Hello there. Im sorry to hear you are experiencing such problems. I will try to help.
First and foremost i cannot make any definitive decisions or a definitive diagnosis without considering your full history and undertaking a full examination, but i will use to above information to try and advice you accordingly.
Pain around a tooth can either originate from the tooth itself or from the tissues surrounding the tooth.
If the pain originates from the tooth itself it is usually either due to decay which is encroaching onto the pulp (the nerve
chamber) or the filling is so deep that it is close to the nerve and some of the constituents of the filling material are stimulating pain as they find their way through the dentinal tubules into the nerve chamber. Another possibility is that a composite resin material was used (white filling) and as it contracts when cured (hardened) it pulls against the walls of the cavity which causes pain. One final posibility is that you may have a fracture
through the tooth. I know you say this was ruled out, but in fact it is very difficult to rule out fractres in teeth. They certainly dont show up very well on radiographs (xrays) and they are hard to identificy clinically (in the mouth) unless they are extensive.
I would like to see the radiographs if possible. Solutions to the above problems involve removing the existing filling, check the base of the cavity, placing a sedative dressing in the cavity for a week to see how things resolved. This sedative dressing is made of Zinc Oxide
Eugenol. If this temporary dressing works, then we can confirm that the pain is tooth-borne and a result of the size of the filling and its proximity to pulp (nerve chamber). If the temporary dressing does not relieve the pain then it is likely that the pain is either due to a fracture or no longer tooth-borne and the pain involves problems with the periodontal ligament (the tissue surround the tooth).

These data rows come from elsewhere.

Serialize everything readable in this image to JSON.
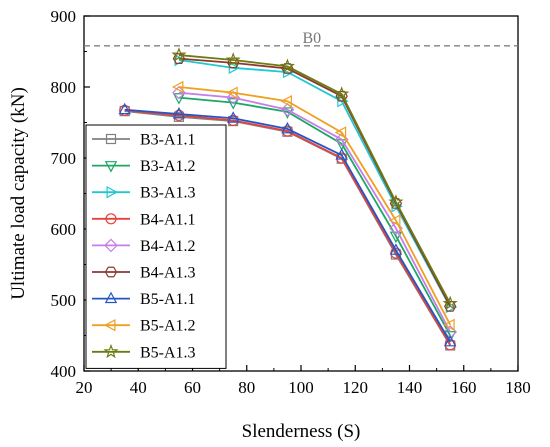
{
  "chart_data": {
    "type": "line",
    "xlabel": "Slenderness (S)",
    "ylabel": "Ultimate load capacity (kN)",
    "xlim": [
      20,
      180
    ],
    "ylim": [
      400,
      900
    ],
    "xticks": [
      20,
      40,
      60,
      80,
      100,
      120,
      140,
      160,
      180
    ],
    "yticks": [
      400,
      500,
      600,
      700,
      800,
      900
    ],
    "legend_position": "left",
    "reference_line": {
      "label": "B0",
      "y": 858,
      "style": "dashed",
      "color": "#808080"
    },
    "series": [
      {
        "name": "B3-A1.1",
        "color": "#808080",
        "marker": "square",
        "x": [
          35,
          55,
          75,
          95,
          115,
          135,
          155
        ],
        "y": [
          766,
          758,
          752,
          737,
          699,
          564,
          436
        ]
      },
      {
        "name": "B3-A1.2",
        "color": "#1aa862",
        "marker": "triangle-down",
        "x": [
          55,
          75,
          95,
          115,
          135,
          155
        ],
        "y": [
          785,
          778,
          765,
          720,
          590,
          450
        ]
      },
      {
        "name": "B3-A1.3",
        "color": "#1fc9d2",
        "marker": "triangle-right",
        "x": [
          55,
          75,
          95,
          115,
          135,
          155
        ],
        "y": [
          838,
          827,
          821,
          780,
          632,
          490
        ]
      },
      {
        "name": "B4-A1.1",
        "color": "#e8413c",
        "marker": "circle",
        "x": [
          35,
          55,
          75,
          95,
          115,
          135,
          155
        ],
        "y": [
          767,
          760,
          753,
          738,
          700,
          566,
          437
        ]
      },
      {
        "name": "B4-A1.2",
        "color": "#c77ee8",
        "marker": "diamond",
        "x": [
          55,
          75,
          95,
          115,
          135,
          155
        ],
        "y": [
          792,
          785,
          768,
          726,
          601,
          455
        ]
      },
      {
        "name": "B4-A1.3",
        "color": "#8b3a2e",
        "marker": "hexagon",
        "x": [
          55,
          75,
          95,
          115,
          135,
          155
        ],
        "y": [
          840,
          834,
          826,
          787,
          636,
          491
        ]
      },
      {
        "name": "B5-A1.1",
        "color": "#2357c6",
        "marker": "triangle-up",
        "x": [
          35,
          55,
          75,
          95,
          115,
          135,
          155
        ],
        "y": [
          768,
          762,
          756,
          741,
          704,
          570,
          441
        ]
      },
      {
        "name": "B5-A1.2",
        "color": "#f0a020",
        "marker": "triangle-left",
        "x": [
          55,
          75,
          95,
          115,
          135,
          155
        ],
        "y": [
          800,
          792,
          780,
          736,
          612,
          465
        ]
      },
      {
        "name": "B5-A1.3",
        "color": "#6f7a12",
        "marker": "star",
        "x": [
          55,
          75,
          95,
          115,
          135,
          155
        ],
        "y": [
          845,
          838,
          829,
          790,
          638,
          495
        ]
      }
    ]
  }
}
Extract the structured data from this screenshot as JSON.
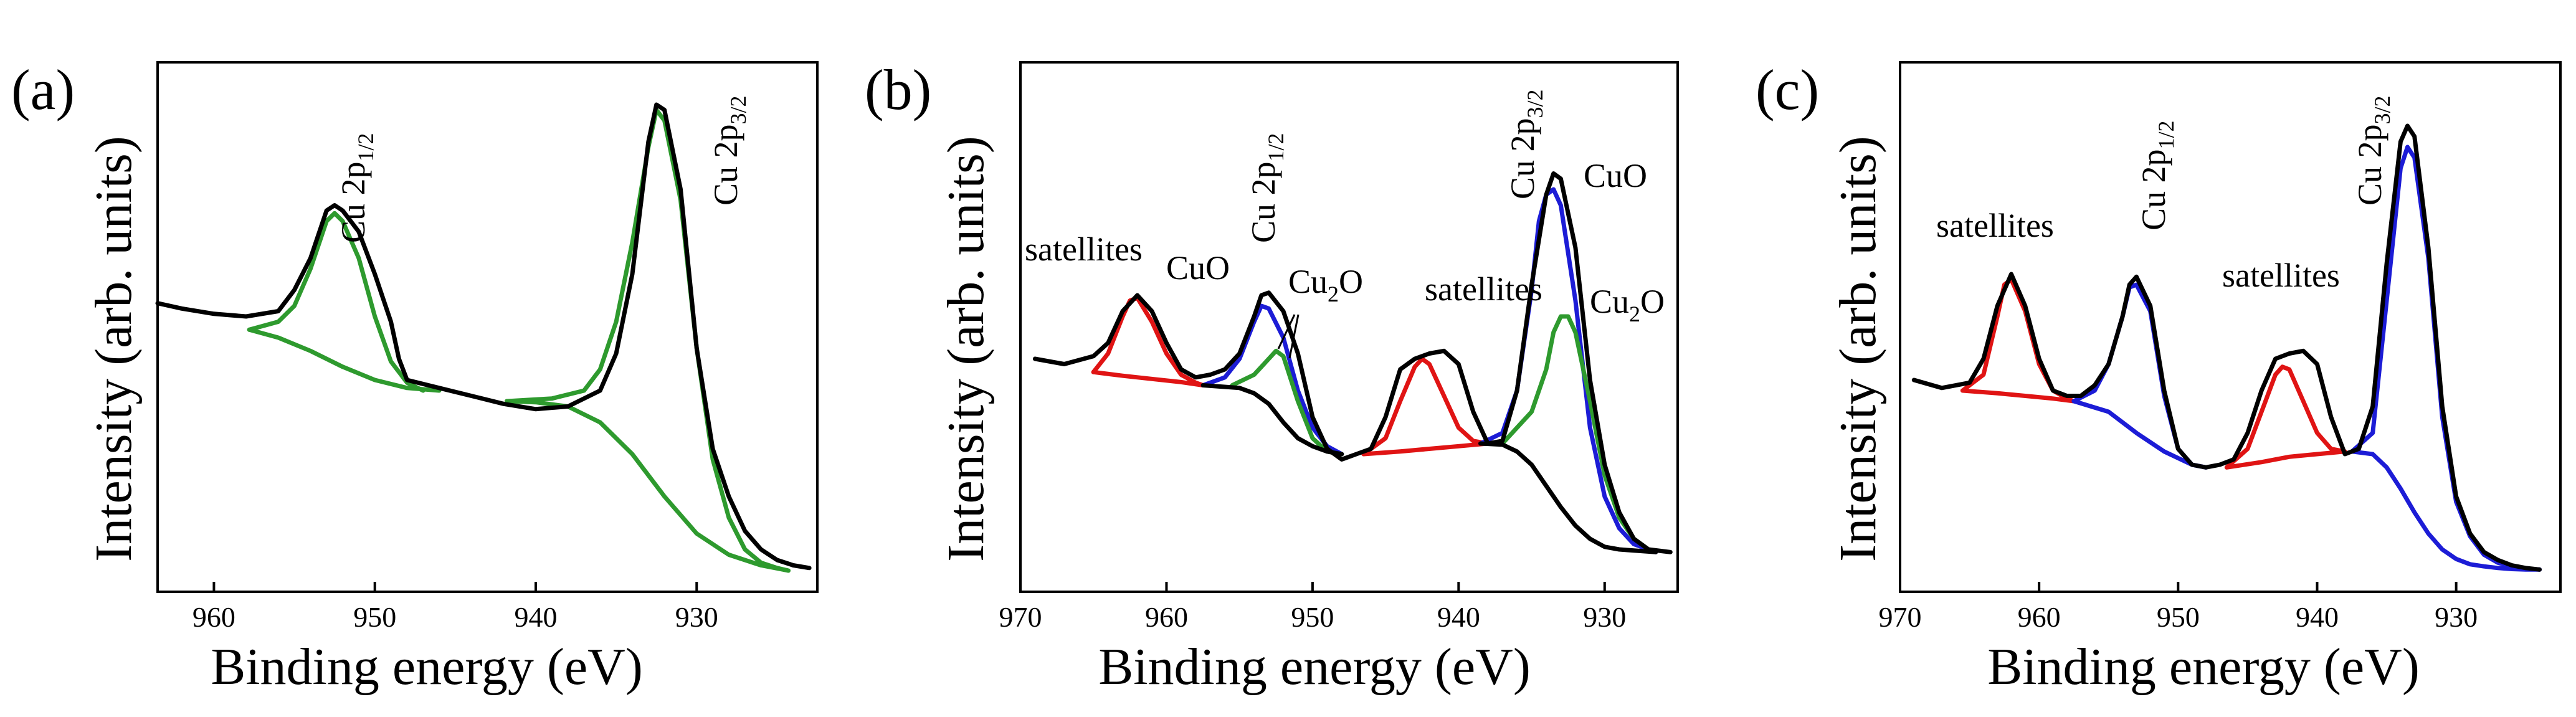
{
  "colors": {
    "measured": "#000000",
    "green": "#2e9a2e",
    "blue": "#1c1cd6",
    "red": "#e01414"
  },
  "chart_data": [
    {
      "type": "line",
      "panel_label": "(a)",
      "xlabel": "Binding energy (eV)",
      "ylabel": "Intensity (arb. units)",
      "xlim": [
        963.5,
        922.5
      ],
      "ylim": [
        0,
        100
      ],
      "xticks": [
        960,
        950,
        940,
        930
      ],
      "xtick_labels": [
        "960",
        "950",
        "940",
        "930"
      ],
      "series": [
        {
          "name": "measured",
          "color": "#000000",
          "x": [
            963.5,
            962,
            960,
            958,
            956,
            955,
            954,
            953,
            952.5,
            952,
            951,
            950,
            949,
            948.5,
            948,
            946,
            944,
            942,
            940,
            938,
            936,
            935,
            934,
            933,
            932.5,
            932,
            931,
            930,
            929,
            928,
            927,
            926,
            925,
            924,
            923
          ],
          "y": [
            54.5,
            53.5,
            52.5,
            52,
            53,
            57,
            63,
            72,
            73,
            72,
            68,
            60,
            51,
            44,
            40,
            38.5,
            37,
            35.5,
            34.5,
            35,
            38,
            45,
            60,
            85,
            92,
            91,
            76,
            46,
            27,
            18,
            11.5,
            8,
            6,
            5,
            4.5
          ]
        },
        {
          "name": "Cu 2p1/2 fit",
          "color": "#2e9a2e",
          "x": [
            957.8,
            956,
            955,
            954,
            953,
            952.5,
            952,
            951,
            950,
            949,
            948,
            947
          ],
          "y": [
            49.5,
            51,
            54,
            61,
            70,
            71.5,
            70,
            63,
            52,
            43.5,
            39.5,
            38
          ]
        },
        {
          "name": "Cu 2p1/2 background",
          "color": "#2e9a2e",
          "x": [
            957.8,
            956,
            954,
            952,
            950,
            948,
            946
          ],
          "y": [
            49.5,
            48,
            45.5,
            42.5,
            40,
            38.5,
            38
          ]
        },
        {
          "name": "Cu 2p3/2 fit",
          "color": "#2e9a2e",
          "x": [
            941.8,
            939,
            937,
            936,
            935,
            934,
            933,
            932.5,
            932,
            931,
            930,
            929,
            928,
            927,
            926,
            925,
            924.3
          ],
          "y": [
            36,
            36.5,
            38,
            42,
            51,
            66,
            84,
            91,
            89,
            74,
            46,
            25,
            14,
            8,
            5.5,
            4.5,
            4
          ]
        },
        {
          "name": "Cu 2p3/2 background",
          "color": "#2e9a2e",
          "x": [
            941.8,
            940,
            938,
            936,
            934,
            932,
            930,
            928,
            926,
            924.3
          ],
          "y": [
            36,
            35.8,
            35,
            32,
            26,
            18,
            11,
            7,
            5,
            4
          ]
        }
      ],
      "annotations": [
        {
          "main": "Cu 2p",
          "sub": "1/2"
        },
        {
          "main": "Cu 2p",
          "sub": "3/2"
        }
      ]
    },
    {
      "type": "line",
      "panel_label": "(b)",
      "xlabel": "Binding energy (eV)",
      "ylabel": "Intensity (arb. units)",
      "xlim": [
        970,
        925
      ],
      "ylim": [
        0,
        100
      ],
      "xticks": [
        970,
        960,
        950,
        940,
        930
      ],
      "xtick_labels": [
        "970",
        "960",
        "950",
        "940",
        "930"
      ],
      "series": [
        {
          "name": "measured",
          "color": "#000000",
          "x": [
            969,
            967,
            965,
            964,
            963,
            962,
            961,
            960,
            959,
            958,
            957,
            956,
            955,
            954,
            953.5,
            953,
            952,
            951,
            950,
            949,
            948,
            947,
            946,
            945,
            944,
            943,
            942,
            941,
            940,
            939,
            938,
            937,
            936,
            935,
            934,
            933.5,
            933,
            932,
            931,
            930,
            929,
            928,
            927,
            925.5
          ],
          "y": [
            44,
            43,
            44.5,
            47,
            53,
            56,
            53,
            47,
            42,
            40.5,
            41,
            42,
            45,
            52,
            56,
            56.5,
            53,
            45,
            33,
            27,
            25,
            26,
            27,
            33,
            42,
            44,
            45,
            45.5,
            43,
            34,
            28,
            28.5,
            38,
            58,
            75,
            79,
            78,
            65,
            40,
            24,
            15,
            10,
            8,
            7.5
          ]
        },
        {
          "name": "satellites (1) fit",
          "color": "#e01414",
          "x": [
            965,
            964,
            963,
            962.5,
            962,
            961,
            960,
            959,
            958,
            957.5
          ],
          "y": [
            41.5,
            45,
            52,
            55,
            55.5,
            51,
            45,
            41,
            39.5,
            39
          ]
        },
        {
          "name": "satellites (1) background",
          "color": "#e01414",
          "x": [
            965,
            963,
            961,
            959,
            957.5
          ],
          "y": [
            41.5,
            40.8,
            40.2,
            39.6,
            39
          ]
        },
        {
          "name": "Cu 2p1/2 CuO fit",
          "color": "#1c1cd6",
          "x": [
            957.5,
            956,
            955,
            954,
            953.5,
            953,
            952,
            951,
            950,
            949,
            948
          ],
          "y": [
            39,
            40.5,
            44,
            51,
            54,
            53.5,
            48,
            38,
            31,
            27.5,
            26
          ]
        },
        {
          "name": "Cu 2p1/2 Cu2O fit",
          "color": "#2e9a2e",
          "x": [
            955.5,
            954,
            953,
            952.5,
            952,
            951,
            950,
            949,
            948
          ],
          "y": [
            39,
            41,
            44,
            45.5,
            44.5,
            36,
            29,
            26.5,
            26
          ]
        },
        {
          "name": "Cu 2p1/2 background",
          "color": "#000000",
          "x": [
            957.5,
            955,
            954,
            953,
            952,
            951,
            950,
            949,
            948
          ],
          "y": [
            39,
            38.5,
            37.5,
            35.5,
            32,
            29,
            27.5,
            26.5,
            26
          ]
        },
        {
          "name": "satellites (2) fit",
          "color": "#e01414",
          "x": [
            946.5,
            945,
            944,
            943,
            942.5,
            942,
            941,
            940,
            939,
            938
          ],
          "y": [
            26,
            29,
            36,
            42.5,
            44,
            43,
            37,
            31,
            28.5,
            28
          ]
        },
        {
          "name": "satellites (2) background",
          "color": "#e01414",
          "x": [
            946.5,
            944,
            942,
            940,
            938
          ],
          "y": [
            26,
            26.5,
            27,
            27.5,
            28
          ]
        },
        {
          "name": "Cu 2p3/2 CuO fit",
          "color": "#1c1cd6",
          "x": [
            938.5,
            937,
            936,
            935,
            934.5,
            934,
            933.5,
            933,
            932,
            931,
            930,
            929,
            928,
            926.5
          ],
          "y": [
            28,
            30,
            38,
            57,
            70,
            75,
            76,
            73,
            55,
            31,
            18,
            12,
            9,
            7.5
          ]
        },
        {
          "name": "Cu 2p3/2 Cu2O fit",
          "color": "#2e9a2e",
          "x": [
            937,
            935,
            934,
            933.5,
            933,
            932.5,
            932,
            931,
            930,
            929,
            928,
            927
          ],
          "y": [
            28,
            34,
            42,
            49,
            52,
            52,
            49,
            36,
            22,
            14,
            10,
            8
          ]
        },
        {
          "name": "Cu 2p3/2 background",
          "color": "#000000",
          "x": [
            938.5,
            937,
            936,
            935,
            934,
            933,
            932,
            931,
            930,
            929,
            928,
            926.5
          ],
          "y": [
            28,
            27.8,
            26.5,
            24,
            20,
            16,
            12.5,
            10,
            8.5,
            8,
            7.8,
            7.5
          ]
        }
      ],
      "annotations": [
        {
          "main": "satellites",
          "sub": ""
        },
        {
          "main": "CuO",
          "sub": ""
        },
        {
          "main": "Cu 2p",
          "sub": "1/2"
        },
        {
          "main": "Cu",
          "sub": "2",
          "tail": "O"
        },
        {
          "main": "satellites",
          "sub": ""
        },
        {
          "main": "Cu 2p",
          "sub": "3/2"
        },
        {
          "main": "CuO",
          "sub": ""
        },
        {
          "main": "Cu",
          "sub": "2",
          "tail": "O"
        }
      ]
    },
    {
      "type": "line",
      "panel_label": "(c)",
      "xlabel": "Binding energy (eV)",
      "ylabel": "Intensity (arb. units)",
      "xlim": [
        970,
        922.5
      ],
      "ylim": [
        0,
        100
      ],
      "xticks": [
        970,
        960,
        950,
        940,
        930
      ],
      "xtick_labels": [
        "970",
        "960",
        "950",
        "940",
        "930"
      ],
      "series": [
        {
          "name": "measured",
          "color": "#000000",
          "x": [
            969,
            967,
            965,
            964,
            963,
            962,
            961,
            960,
            959,
            958,
            957,
            956,
            955,
            954,
            953.5,
            953,
            952,
            951,
            950,
            949,
            948,
            947,
            946,
            945,
            944,
            943,
            942,
            941,
            940,
            939,
            938,
            937,
            936,
            935,
            934,
            933.5,
            933,
            932,
            931,
            930,
            929,
            928,
            927,
            926,
            925,
            924
          ],
          "y": [
            40,
            38.5,
            39.5,
            44,
            54,
            60,
            54,
            44,
            38,
            37,
            37,
            39,
            43,
            52,
            58,
            59.5,
            54,
            38,
            27,
            24,
            23.5,
            24,
            25,
            30,
            38,
            44,
            45,
            45.5,
            43,
            33,
            26,
            27,
            35,
            62,
            85,
            88,
            86,
            65,
            35,
            18,
            11,
            7.5,
            6,
            5,
            4.5,
            4.2
          ]
        },
        {
          "name": "satellites (1) fit",
          "color": "#e01414",
          "x": [
            965.5,
            964,
            963,
            962.5,
            962,
            961,
            960,
            959,
            958,
            957.5
          ],
          "y": [
            38,
            41,
            52,
            58,
            59,
            53,
            43,
            38,
            36.5,
            36
          ]
        },
        {
          "name": "satellites (1) background",
          "color": "#e01414",
          "x": [
            965.5,
            963,
            961,
            959,
            957.5
          ],
          "y": [
            38,
            37.5,
            37,
            36.5,
            36
          ]
        },
        {
          "name": "Cu 2p1/2 fit",
          "color": "#1c1cd6",
          "x": [
            957.5,
            956,
            955,
            954,
            953.5,
            953,
            952,
            951,
            950,
            949,
            948
          ],
          "y": [
            36,
            38,
            43,
            52,
            57.5,
            58,
            53,
            37,
            27,
            24,
            23.5
          ]
        },
        {
          "name": "Cu 2p1/2 background",
          "color": "#1c1cd6",
          "x": [
            957.5,
            955,
            953,
            951,
            949,
            948
          ],
          "y": [
            36,
            34,
            30,
            26.5,
            24,
            23.5
          ]
        },
        {
          "name": "satellites (2) fit",
          "color": "#e01414",
          "x": [
            946.5,
            945,
            944,
            943,
            942.5,
            942,
            941,
            940,
            939,
            938
          ],
          "y": [
            23.5,
            27,
            34,
            41,
            42.5,
            42,
            36,
            30,
            27,
            26.5
          ]
        },
        {
          "name": "satellites (2) background",
          "color": "#e01414",
          "x": [
            946.5,
            944,
            942,
            940,
            938
          ],
          "y": [
            23.5,
            24.5,
            25.5,
            26,
            26.5
          ]
        },
        {
          "name": "Cu 2p3/2 fit",
          "color": "#1c1cd6",
          "x": [
            937.5,
            936,
            935,
            934,
            933.5,
            933,
            932,
            931,
            930,
            929,
            928,
            927,
            926,
            925,
            924
          ],
          "y": [
            26.5,
            30,
            55,
            80,
            84,
            82,
            63,
            33,
            17,
            10.5,
            7,
            5.5,
            4.8,
            4.4,
            4.2
          ]
        },
        {
          "name": "Cu 2p3/2 background",
          "color": "#1c1cd6",
          "x": [
            937.5,
            936,
            935,
            934,
            933,
            932,
            931,
            930,
            929,
            928,
            927,
            926,
            925,
            924
          ],
          "y": [
            26.5,
            26,
            23.5,
            19.5,
            15,
            11,
            8,
            6.2,
            5.2,
            4.8,
            4.5,
            4.3,
            4.2,
            4.2
          ]
        }
      ],
      "annotations": [
        {
          "main": "satellites",
          "sub": ""
        },
        {
          "main": "Cu 2p",
          "sub": "1/2"
        },
        {
          "main": "satellites",
          "sub": ""
        },
        {
          "main": "Cu 2p",
          "sub": "3/2"
        }
      ]
    }
  ]
}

If the pain originates from the surrounding tissues it means that your nerve is damaged beyond repair and their is resulting inflammation in the tissue at the end of the root. Typical symptoms of this include, continuous pain, throbbing pain
, pain when pushing the tooth down into the socket, mobility of the tooth, swelling in the gum, etc. To treat this, one would have to undergo root canal
therapy to remove the nerve tissue in the camber and canals and replace it with a resin material. This will then resolve the inflammation around the root of the tooth. An alternative and more definitive and more successful treatment option is to extract the tooth. For this we would have to be confident that the tooth was indeed non-vital (dead) due to irreparable damage to the nerve.
I would like to know the following:
1-What the xray looks like?
2- Does that pain wake you up at night?
3- What sort of pain - stabbing, shooting, dull ache, throb?
4- Is the pain continuous?
5- Does anything make it better?
6- Is it worse at any particular time during the day?
Lets hope we can come closer to finding an answer for you.